1. A method of coloring of two-dimensional images formed inside of glass, or any other transparent media, by visible dots produced with laser pulses, based on illuminating of said images with a parallel white light beam through a transparent color film composed of multiple stripes of Red, Green and Blue (RGB) filters, said multiple stripes of RGB filters are periodically repeated in one direction of said transparent color film and extended in perpendicular direction; said transparent color film is attached to the flat glass side in front of said parallel white fight beam to cover the entire image and thus subdivide the image plane into periodically repeating RGB color stripes; said dots composing said images inside the glass, are distributed within said periodically repeating RGB color stripes in a predetermined manner to form in the scattered light a color image.

2. The method of claim 1, wherein said transparent color film is placed on the glass side in front of the light beam and parallel to the two-dimensional image plane, while said parallel white light beam is directed normal to said two-dimensional image plane.

3. The method of claim 1, wherein the laser produced dots forming said two-dimensional images, are created in more than one layer to enhance artistic impression, said laser produced dots are distributed in all said layers in a predetermined manner to form a color image in the glass, said laser produced dots being distributed within all said layers in such a way that all said laser produced dots are equally and uniformly exposed to the light beam.

4. The method of claim 1, wherein the plane of the image in the glass is made in a close proximity to the glass surface, to which said transparent color film is attached.

5. The method of claim 1, wherein the multiple color levels are made by variation of the dot number or dot size in each said RGB color stripe, thereby varying the intensity of light scattered from each said RGB color stripe.

6. The method of claim 1, in which the period of said multiple stripes of RGB filters is made sufficiently short to allow for said image in glass to be perceived by a human eye as a color image.

7. The method of claim 1, wherein said period of said multiple stripes is made 0.3 mm wide, with said multiple stripes of RGB filters being 0.1 mm wide each.

8. The method of coloring of two-dimensional images formed inside of glass, or any other transparent media, by the dots produced with laser pulses, based on illuminating of said images with a parallel white light beam through a transparent color film composed of multiple stripes of RGB filters, said multiple stripes of RGB filters are periodically repeated in one direction of said transparent film and extended in perpendicular direction; said transparent color film is attached to the flat glass side in front of said parallel white light beam to cover the entire image and thus subdivide the image plane into periodically repeating RGB color stripes; said dots composing said images inside the glass, are distributed within said stripes of three different colors in a predetermined manner to form a color image in the transmitted light, along the light beam direction.

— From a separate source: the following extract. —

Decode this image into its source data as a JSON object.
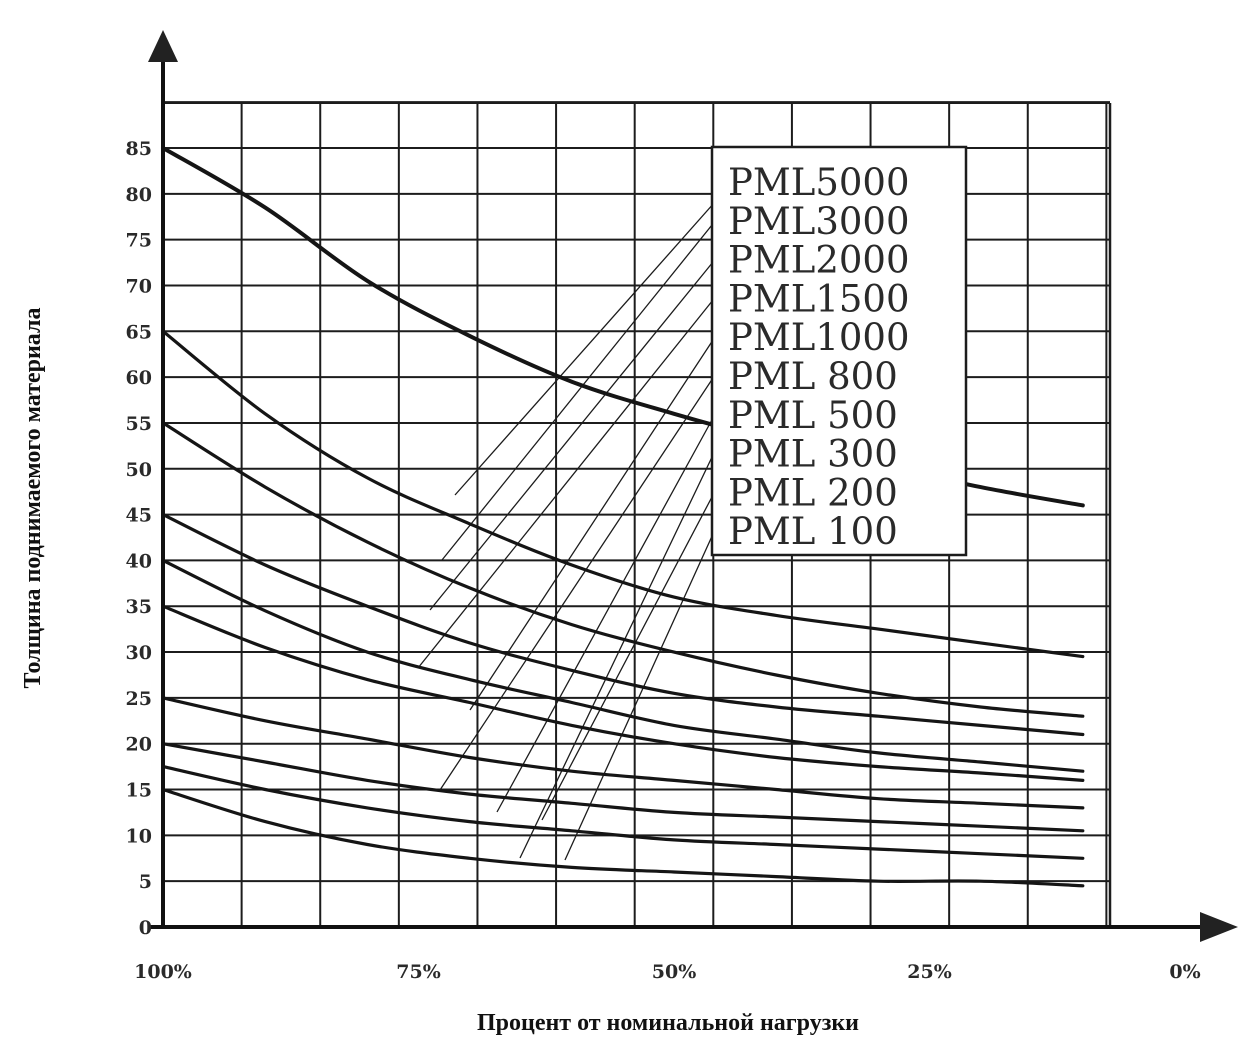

9. The method of coloring of three-dimensional images formed inside of glass, or any other transparent media, by visible dots produced with laser pulses, based on illuminating of said images with a parallel white light beam through a transparent color film composed of multiple stripes of Red, Green and Blue (RGB) filters, said multiple stripes of RGB filters are periodically repeated in one direction of said transparent color film and extended in perpendicular direction; said transparent color film is attached to the flat glass side in front of said parallel white light beam to cover the entire image and thus subdivide the image into periodically repeating RGB color slices; said dots composing said images inside the glass, are distributed within said periodically repeating RGB color slices in a predetermined manner to form in the scattered light a color image.

10. The method of coloring of the laser produced three-dimensional images of claim 9, wherein the laser produced dots are positioned only on the rings contouring each said color slice and placed in such a way that all said laser produced dots within each ring are equally exposed to said parallel white light beam.